For LSI, this is what I've got bookmarked
[javelina.cet.middlebury.edu...]
[edited by: Marcia at 8:40 am (utc) on Feb. 17, 2004]
Do you realise how annoying it is to get notifications in and check the results just to see more insignificant nonsense from you numbers game punters saying I got this and I got that?
Be considerate to those of us who don't give a toss what you are seing in beautiful downtown Burbank. I'm getting angry ;-{
Um, try to keep up with the program. Nobody is talking about that.
It seems the shakeup has settled down now, temporarily at least. The only lasting effect I'm seeing is that a lot of fresh piddle was introduced, and the results have degraded somewhat.
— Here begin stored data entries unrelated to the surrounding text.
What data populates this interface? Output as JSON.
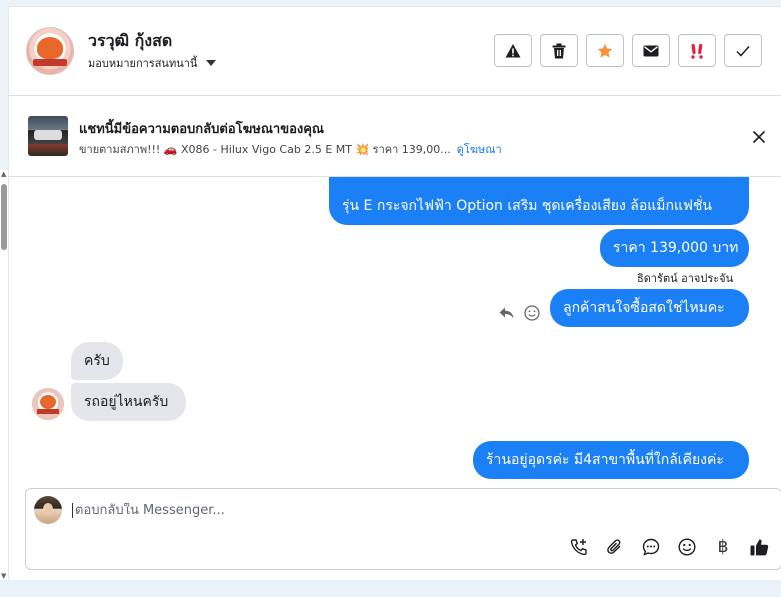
{
  "header": {
    "contact_name": "วรวุฒิ กุ้งสด",
    "assign_label": "มอบหมายการสนทนานี้",
    "tools": [
      {
        "name": "warning-icon",
        "color": "#1c1e21"
      },
      {
        "name": "trash-icon",
        "color": "#1c1e21"
      },
      {
        "name": "star-icon",
        "color": "#f7923b"
      },
      {
        "name": "envelope-icon",
        "color": "#1c1e21"
      },
      {
        "name": "follow-up-icon",
        "color": "#e41e3f"
      },
      {
        "name": "checkmark-icon",
        "color": "#1c1e21"
      }
    ]
  },
  "ad_bar": {
    "title": "แชทนี้มีข้อความตอบกลับต่อโฆษณาของคุณ",
    "subtitle": "ขายตามสภาพ!!! 🚗 X086 - Hilux Vigo Cab 2.5 E MT 💥 ราคา 139,00...",
    "link": "ดูโฆษณา"
  },
  "messages": [
    {
      "direction": "out",
      "text": "รุ่น E กระจกไฟฟ้า Option เสริม ชุดเครื่องเสียง ล้อแม็กแฟชั่น"
    },
    {
      "direction": "out",
      "text": "ราคา 139,000 บาท"
    },
    {
      "direction": "sender",
      "text": "ธิดารัตน์ อาจประจัน"
    },
    {
      "direction": "out",
      "text": "ลูกค้าสนใจซื้อสดใช่ไหมคะ"
    },
    {
      "direction": "in",
      "text": "ครับ"
    },
    {
      "direction": "in",
      "text": "รถอยู่ไหนครับ"
    },
    {
      "direction": "out",
      "text": "ร้านอยู่อุดรค่ะ มี4สาขาพื้นที่ใกล้เคียงค่ะ"
    }
  ],
  "composer": {
    "placeholder": "ตอบกลับใน Messenger...",
    "tools": [
      "phone-plus-icon",
      "paperclip-icon",
      "saved-reply-icon",
      "emoji-icon",
      "baht-icon",
      "thumbs-up-icon"
    ],
    "baht_symbol": "฿"
  },
  "colors": {
    "accent": "#1b7ff5",
    "link": "#1877f2",
    "incoming_bubble": "#e4e6eb"
  }
}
Maybe it was just introducing fresh pages before moving 64 over, but I sure hope they don't do that again anytime soon. That was genuinely scary.
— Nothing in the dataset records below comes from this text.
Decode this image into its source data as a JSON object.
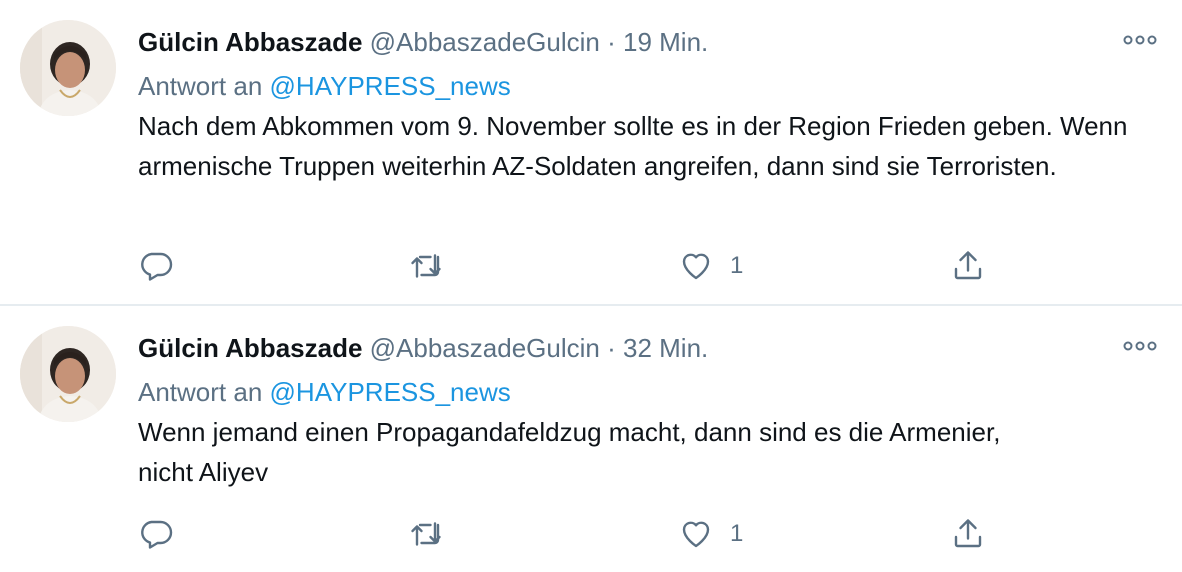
{
  "tweets": [
    {
      "name": "Gülcin Abbaszade",
      "handle": "@AbbaszadeGulcin",
      "separator": "·",
      "time": "19 Min.",
      "reply_prefix": "Antwort an",
      "reply_to": "@HAYPRESS_news",
      "text": "Nach dem Abkommen vom 9. November sollte es in der Region Frieden geben. Wenn armenische Truppen weiterhin AZ-Soldaten angreifen, dann sind sie Terroristen.",
      "like_count": "1",
      "icons": [
        "reply-icon",
        "retweet-icon",
        "like-icon",
        "share-icon",
        "more-icon"
      ]
    },
    {
      "name": "Gülcin Abbaszade",
      "handle": "@AbbaszadeGulcin",
      "separator": "·",
      "time": "32 Min.",
      "reply_prefix": "Antwort an",
      "reply_to": "@HAYPRESS_news",
      "text": "Wenn jemand einen Propagandafeldzug macht, dann sind es die Armenier, nicht Aliyev",
      "like_count": "1",
      "icons": [
        "reply-icon",
        "retweet-icon",
        "like-icon",
        "share-icon",
        "more-icon"
      ]
    }
  ],
  "colors": {
    "text": "#0f1419",
    "secondary": "#5b7083",
    "link": "#1b95e0",
    "divider": "#e6ecf0"
  }
}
Some of us must have commented too early and those comments got deleted. This was not normal fluctuation and was not anything like 64, 216, www. or anything else ever seen. It was as if most of the algo and all of the filters had been turned off.
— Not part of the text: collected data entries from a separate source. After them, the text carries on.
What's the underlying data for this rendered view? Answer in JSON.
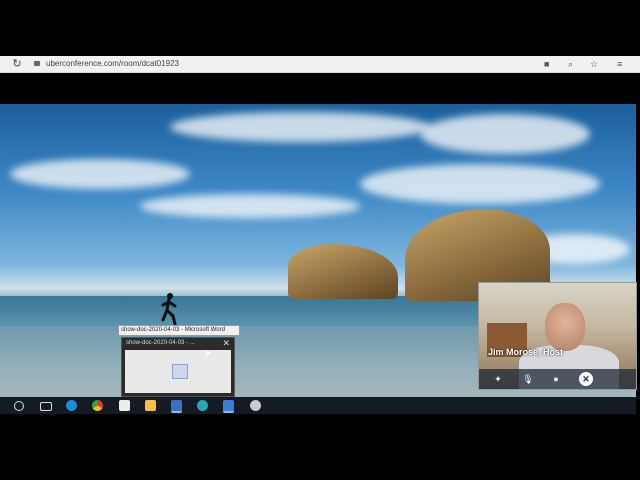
{
  "browser": {
    "url": "uberconference.com/room/dcat01923",
    "icons": [
      "reload-icon",
      "camera-icon",
      "zoom-icon",
      "star-icon",
      "extensions-icon"
    ]
  },
  "taskbar_preview": {
    "tooltip": "show-doc-2020-04-03 - Microsoft Word",
    "title": "show-doc-2020-04-03 - ...",
    "close_label": "✕"
  },
  "video": {
    "host_label": "Jim Morose, Host",
    "controls": [
      "pin-icon",
      "microphone-icon",
      "user-icon",
      "end-call-icon"
    ]
  },
  "taskbar": {
    "items": [
      "cortana-icon",
      "task-view-icon",
      "edge-icon",
      "chrome-icon",
      "store-icon",
      "file-explorer-icon",
      "word-icon",
      "edge-dev-icon",
      "photos-icon",
      "app-icon"
    ]
  },
  "colors": {
    "taskbar": "#141b24",
    "browser_bar": "#f1f1f1",
    "accent": "#8fb8e8"
  }
}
Single IP addresses were fluctuating wildly, giving different results every time you hit the refresh button.
Beedee
you were told "not" have email notifications on this thread as it would be a large one, it's your choice to look at this thread
You can also find the CIRCA semantics paper salted away if you know where to look ;)
A brief and very simple summary of what I IMHO think this has to do with this forthcomming (can't come soon enough for me) update. Think of the analogy of finger print analysis. The analyser only looks at ceretain types of feature, whirls, intersections, branches etc and marks their location. The analyser ignores all of the straight uninteresting lines that every finger print has on it. Latent semantic indexing does the same with words, it ignores all of the straight forward words and concentrates on the words that have real meaning. The CIRCA Ontology defines the closeness of match of these words and creates a single statistical vector for each page. The Google algo uses this as a contributor to the SERPs.
The signs are that htis overwhelmed the "old" part of the algo in Florida and to a greater extent in Austin. Now in my opinion either they have, through a process of trial and error, removed or added back an extra feature into the semantic analysis or they have up-weighted part of the old algo designed to bring back the micro relevant sites. Whichever way they have done it, it has worked pretty well in some areas.
I'm becomming convinced that the same technology is spotting dupes. If two pages have the same vector they are the same. Since latent semantic indexing aims to throw out things that don't help it to compare a group of documents, I guess that the first thing it would throw out is duplicates. Too bad for folks on servers that serve up the same pages on www and non-www versions of their domains. I think that this explains the unexplained complete drop from SERPs of previously high ranking pages since the Florida update and possibly before.
The Brandy update adds in or takes out a minor ingredient but LSI/CIRCA is a big part of the recipe.
Best wishes
Sid
<Too bad for folks on servers that serve up the same pages on www and non-www versions of their domains.>
Unfortunately I was one of these sites that lost all ranking but I have just installed a 301 redirect and hopefully this will get me out of jail. Has anyone who suffered a similar fate as a result of Austin/Brandy recoverd yet? If so was it done through a 301 and how long did it take?